St. Louis turned 246 this week. That much historians know. The birthday, on the other hand, remains something of a question.
Feb. 14 has long been the recognized as the anniversary of St. Louis’ founding. But Fred Fausz, associate professor of history at the University of Missouri–St. Louis, said he believes Feb. 15, 1764, is the correct date.
In the story “Has St. Louis been celebrating the wrong day as its founding?” published Feb. 14 by the St. Louis Post-Dispatch, Fausz points to a manuscript by Auguste Chouteau, who was in St. Louis on its first day. The cause for the mistaken date was apparently partly attributable to poor penmanship on Chouteau’s behalf. Bad writing or not, St.
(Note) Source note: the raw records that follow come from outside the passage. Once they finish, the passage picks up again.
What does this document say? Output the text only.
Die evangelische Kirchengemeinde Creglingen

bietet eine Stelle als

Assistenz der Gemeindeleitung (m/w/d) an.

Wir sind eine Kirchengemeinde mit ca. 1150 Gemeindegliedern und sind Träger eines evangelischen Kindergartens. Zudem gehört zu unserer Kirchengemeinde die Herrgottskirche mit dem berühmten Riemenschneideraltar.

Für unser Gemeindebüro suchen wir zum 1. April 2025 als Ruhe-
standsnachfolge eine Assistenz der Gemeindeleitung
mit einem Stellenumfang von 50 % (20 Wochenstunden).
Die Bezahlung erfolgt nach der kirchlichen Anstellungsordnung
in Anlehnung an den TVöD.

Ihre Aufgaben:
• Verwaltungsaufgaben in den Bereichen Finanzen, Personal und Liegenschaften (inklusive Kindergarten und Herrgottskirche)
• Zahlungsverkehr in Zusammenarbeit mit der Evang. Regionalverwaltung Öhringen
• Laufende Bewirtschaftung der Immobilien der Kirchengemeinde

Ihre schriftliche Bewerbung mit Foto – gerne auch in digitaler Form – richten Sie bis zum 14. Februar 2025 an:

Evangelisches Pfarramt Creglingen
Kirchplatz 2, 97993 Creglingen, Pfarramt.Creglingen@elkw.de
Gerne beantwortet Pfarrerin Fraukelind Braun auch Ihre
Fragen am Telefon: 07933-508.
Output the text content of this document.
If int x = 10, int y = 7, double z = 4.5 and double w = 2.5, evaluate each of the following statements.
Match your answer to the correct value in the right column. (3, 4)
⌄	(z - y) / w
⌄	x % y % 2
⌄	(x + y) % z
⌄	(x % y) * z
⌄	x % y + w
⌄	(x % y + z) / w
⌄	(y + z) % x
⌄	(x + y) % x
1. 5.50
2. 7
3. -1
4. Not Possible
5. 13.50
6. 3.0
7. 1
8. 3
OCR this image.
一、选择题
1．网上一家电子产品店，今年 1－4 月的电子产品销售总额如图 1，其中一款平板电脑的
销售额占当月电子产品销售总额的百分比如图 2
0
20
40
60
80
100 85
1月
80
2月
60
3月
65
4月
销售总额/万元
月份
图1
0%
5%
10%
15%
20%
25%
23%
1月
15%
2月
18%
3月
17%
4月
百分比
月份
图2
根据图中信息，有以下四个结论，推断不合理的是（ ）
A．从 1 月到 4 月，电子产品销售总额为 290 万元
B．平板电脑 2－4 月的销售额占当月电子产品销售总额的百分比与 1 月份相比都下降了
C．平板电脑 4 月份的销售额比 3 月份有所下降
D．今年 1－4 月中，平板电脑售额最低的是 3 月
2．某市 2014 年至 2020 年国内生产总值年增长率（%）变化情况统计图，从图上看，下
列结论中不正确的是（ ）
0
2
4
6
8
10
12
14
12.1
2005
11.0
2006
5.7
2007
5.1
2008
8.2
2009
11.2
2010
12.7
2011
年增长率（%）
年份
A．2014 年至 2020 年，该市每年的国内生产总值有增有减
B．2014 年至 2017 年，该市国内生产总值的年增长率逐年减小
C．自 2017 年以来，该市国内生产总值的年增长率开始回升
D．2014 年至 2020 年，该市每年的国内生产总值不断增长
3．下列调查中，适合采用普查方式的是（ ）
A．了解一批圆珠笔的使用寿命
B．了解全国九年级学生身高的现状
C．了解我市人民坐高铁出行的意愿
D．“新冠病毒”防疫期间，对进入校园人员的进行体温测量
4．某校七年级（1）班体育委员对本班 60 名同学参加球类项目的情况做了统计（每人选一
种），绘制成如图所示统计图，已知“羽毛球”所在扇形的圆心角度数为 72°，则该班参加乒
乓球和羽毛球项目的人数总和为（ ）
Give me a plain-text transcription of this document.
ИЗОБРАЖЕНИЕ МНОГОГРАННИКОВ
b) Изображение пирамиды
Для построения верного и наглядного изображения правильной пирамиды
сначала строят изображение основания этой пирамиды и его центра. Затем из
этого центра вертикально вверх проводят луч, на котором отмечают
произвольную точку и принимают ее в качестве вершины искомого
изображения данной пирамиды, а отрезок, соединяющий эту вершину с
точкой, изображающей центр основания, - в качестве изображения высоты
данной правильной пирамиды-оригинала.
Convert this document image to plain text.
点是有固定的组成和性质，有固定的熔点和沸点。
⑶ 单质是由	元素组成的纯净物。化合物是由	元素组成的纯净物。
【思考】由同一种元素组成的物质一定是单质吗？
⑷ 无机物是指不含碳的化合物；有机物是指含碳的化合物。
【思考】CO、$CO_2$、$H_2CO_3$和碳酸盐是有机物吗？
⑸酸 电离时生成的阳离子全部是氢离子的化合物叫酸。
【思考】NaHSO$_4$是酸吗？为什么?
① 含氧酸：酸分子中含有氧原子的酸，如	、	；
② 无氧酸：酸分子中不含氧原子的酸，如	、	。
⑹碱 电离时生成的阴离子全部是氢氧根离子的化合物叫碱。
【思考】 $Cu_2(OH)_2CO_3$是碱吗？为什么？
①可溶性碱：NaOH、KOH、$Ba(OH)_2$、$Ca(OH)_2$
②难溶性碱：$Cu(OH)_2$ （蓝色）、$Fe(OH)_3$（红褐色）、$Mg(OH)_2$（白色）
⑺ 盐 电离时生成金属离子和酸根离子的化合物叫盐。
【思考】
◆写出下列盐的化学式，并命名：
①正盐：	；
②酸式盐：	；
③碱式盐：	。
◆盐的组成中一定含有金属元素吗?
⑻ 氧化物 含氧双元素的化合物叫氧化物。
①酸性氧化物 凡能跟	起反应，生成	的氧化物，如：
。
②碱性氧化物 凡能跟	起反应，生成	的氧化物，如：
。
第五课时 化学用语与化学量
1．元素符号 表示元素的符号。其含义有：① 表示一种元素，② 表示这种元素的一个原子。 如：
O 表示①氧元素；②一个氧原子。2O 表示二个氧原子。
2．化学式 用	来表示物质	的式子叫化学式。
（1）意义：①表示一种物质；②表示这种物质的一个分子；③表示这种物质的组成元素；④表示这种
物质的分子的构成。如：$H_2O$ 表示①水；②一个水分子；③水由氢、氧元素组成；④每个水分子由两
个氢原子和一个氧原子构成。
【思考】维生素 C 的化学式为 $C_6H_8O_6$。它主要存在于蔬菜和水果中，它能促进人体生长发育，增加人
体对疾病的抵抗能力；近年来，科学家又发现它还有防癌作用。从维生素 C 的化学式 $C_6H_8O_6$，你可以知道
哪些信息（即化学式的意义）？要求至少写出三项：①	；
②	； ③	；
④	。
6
Louis’ most famous first citizen was still the best source of the community’s date of origin, according to Fausz.
“The only eyewitness account of the founding of St. Louis says the 15th,” he told the Post-Dispatch. “That trumps everything else, which is secondhand.”
Fausz has been studying Chouteau’s writings for two new books on St. Louis’ beginnings. Both books are due out later this year. One will focus on documents, and the other is a narrative history titled “Founding St. Louis: First City of the New West.”
Gregory Ames, a curator at the St. Louis Mercantile Library at UMSL, was quoted in the Post-Dispatch article. The piece also included a reference to longtime UMSL Professor of History James Neal Primm and his St. Louis history book “Lion of the Valley.”